Triple negative breast cancer, comprise about 20 to 30% of breast tumors and carried poor prognosis and increased mortality due to the lack of specific targeted therapy [34]. In this study, we observed that levels of BCL6 mRNA were significantly higher in triple negative cases compared to luminal and HER2 positive cases. However, in another study, expression levels did not correlate with a specific breast cancer subtype [26].

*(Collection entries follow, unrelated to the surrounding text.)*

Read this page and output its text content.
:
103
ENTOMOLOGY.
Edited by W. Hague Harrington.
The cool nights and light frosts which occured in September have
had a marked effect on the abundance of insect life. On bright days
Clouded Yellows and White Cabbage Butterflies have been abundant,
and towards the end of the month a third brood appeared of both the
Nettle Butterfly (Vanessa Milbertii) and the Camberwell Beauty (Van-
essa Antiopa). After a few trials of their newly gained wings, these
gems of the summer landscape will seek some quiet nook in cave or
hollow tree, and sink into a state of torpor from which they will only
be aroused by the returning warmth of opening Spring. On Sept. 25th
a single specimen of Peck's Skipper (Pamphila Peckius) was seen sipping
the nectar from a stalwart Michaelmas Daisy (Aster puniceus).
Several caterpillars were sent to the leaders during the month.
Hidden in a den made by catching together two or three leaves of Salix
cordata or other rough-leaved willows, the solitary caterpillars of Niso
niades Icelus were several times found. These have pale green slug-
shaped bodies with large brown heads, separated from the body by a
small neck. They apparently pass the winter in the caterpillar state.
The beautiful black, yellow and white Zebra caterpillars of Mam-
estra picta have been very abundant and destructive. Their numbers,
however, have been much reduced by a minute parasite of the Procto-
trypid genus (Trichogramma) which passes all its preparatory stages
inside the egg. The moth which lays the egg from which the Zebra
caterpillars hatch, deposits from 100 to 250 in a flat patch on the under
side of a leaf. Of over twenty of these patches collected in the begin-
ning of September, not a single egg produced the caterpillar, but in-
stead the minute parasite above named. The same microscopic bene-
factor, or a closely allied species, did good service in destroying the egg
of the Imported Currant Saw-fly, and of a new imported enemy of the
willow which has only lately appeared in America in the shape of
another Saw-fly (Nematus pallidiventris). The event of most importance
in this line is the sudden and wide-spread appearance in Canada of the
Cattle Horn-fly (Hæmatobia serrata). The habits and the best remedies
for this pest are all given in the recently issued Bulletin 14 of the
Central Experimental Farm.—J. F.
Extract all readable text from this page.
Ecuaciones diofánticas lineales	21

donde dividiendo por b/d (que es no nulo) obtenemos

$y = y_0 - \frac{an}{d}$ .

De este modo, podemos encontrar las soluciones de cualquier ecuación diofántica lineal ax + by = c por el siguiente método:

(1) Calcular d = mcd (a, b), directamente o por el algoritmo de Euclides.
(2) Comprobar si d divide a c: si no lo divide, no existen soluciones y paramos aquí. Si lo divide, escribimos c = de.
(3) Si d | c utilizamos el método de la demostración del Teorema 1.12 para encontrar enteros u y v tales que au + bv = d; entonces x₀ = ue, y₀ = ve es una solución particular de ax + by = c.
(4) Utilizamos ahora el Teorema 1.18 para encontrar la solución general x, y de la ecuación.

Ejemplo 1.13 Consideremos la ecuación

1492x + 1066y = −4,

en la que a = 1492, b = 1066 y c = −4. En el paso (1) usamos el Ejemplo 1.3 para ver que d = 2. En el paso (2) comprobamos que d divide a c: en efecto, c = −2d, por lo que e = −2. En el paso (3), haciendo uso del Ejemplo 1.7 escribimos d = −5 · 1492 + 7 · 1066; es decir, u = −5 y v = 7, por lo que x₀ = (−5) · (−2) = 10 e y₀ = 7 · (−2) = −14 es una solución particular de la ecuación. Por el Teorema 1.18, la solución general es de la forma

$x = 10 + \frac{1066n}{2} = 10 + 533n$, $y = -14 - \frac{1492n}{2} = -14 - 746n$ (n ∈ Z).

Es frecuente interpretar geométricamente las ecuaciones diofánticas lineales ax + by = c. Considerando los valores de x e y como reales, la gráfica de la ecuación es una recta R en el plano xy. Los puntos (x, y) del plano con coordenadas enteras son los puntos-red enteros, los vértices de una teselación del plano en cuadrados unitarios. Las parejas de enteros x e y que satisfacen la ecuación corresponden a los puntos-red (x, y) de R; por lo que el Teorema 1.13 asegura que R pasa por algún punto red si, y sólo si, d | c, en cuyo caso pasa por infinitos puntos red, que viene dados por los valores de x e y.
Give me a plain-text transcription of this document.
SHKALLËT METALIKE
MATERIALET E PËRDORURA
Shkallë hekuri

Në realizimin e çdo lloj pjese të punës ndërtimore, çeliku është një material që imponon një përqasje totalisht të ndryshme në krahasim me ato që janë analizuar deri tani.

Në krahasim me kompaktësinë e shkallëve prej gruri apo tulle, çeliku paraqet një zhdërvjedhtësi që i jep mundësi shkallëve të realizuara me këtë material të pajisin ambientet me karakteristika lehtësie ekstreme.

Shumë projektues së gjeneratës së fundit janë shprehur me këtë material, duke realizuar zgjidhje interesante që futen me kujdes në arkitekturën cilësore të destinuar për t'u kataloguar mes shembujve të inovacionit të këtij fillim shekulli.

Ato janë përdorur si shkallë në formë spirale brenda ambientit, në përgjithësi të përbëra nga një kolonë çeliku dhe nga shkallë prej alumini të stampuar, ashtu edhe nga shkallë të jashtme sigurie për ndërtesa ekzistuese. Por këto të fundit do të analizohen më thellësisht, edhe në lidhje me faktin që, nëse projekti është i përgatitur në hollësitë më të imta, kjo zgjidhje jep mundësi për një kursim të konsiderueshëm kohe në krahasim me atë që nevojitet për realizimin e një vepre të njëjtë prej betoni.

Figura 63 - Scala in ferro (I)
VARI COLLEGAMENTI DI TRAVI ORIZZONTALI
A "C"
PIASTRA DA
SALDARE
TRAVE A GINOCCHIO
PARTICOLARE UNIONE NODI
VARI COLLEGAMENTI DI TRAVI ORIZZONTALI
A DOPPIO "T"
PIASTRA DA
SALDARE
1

In spite of BCL6 expression in most breast cancer cell lines, including triple negative breast cancer cell lines [26], triple negative breast cancer cell lines were among the most sensitive to BCL6 inhibition [23]. BCL6 is upregulated by STAT3 [12]. STAT3 activation is restricted largely to triple negative breast cancer cell lines and STAT3 signaling has been shown to be important for the survival of triple negative breast tumors [10]. This may explain the association between BCL6 and triple negative subtype in our study.
Both BCL6 and STAT3 play critical roles, in triple negative breast cancer including promoting survival and epithelial mesenchymal transition(EMT), through modulating largely distinct target genes [34]. Triple negative breast tumors may benefit more strongly from treatment with a BCL6 inhibitor. This may be particularly important as these tumors often become resistant to chemotherapy. Targeting BCL6 with peptidomimetic or small molecule inhibitors kills breast cancer cells alone and in combination with STAT3 or Janus kinase 2 (Jak2) inhibitors [26].
Limitation
The limitation of the present study was the absence of follow up and survival data, which would greatly help in assessing the prognostic value of BCL6
Conclusion
This study concluded that BCL6 over-expression may be used as a biomarker to monitor the invasiveness of tumor and to predict the prognostic risk of patients with cancer breast and the BCL6 inhibitors might be considered as targeted therapy for breast cancer.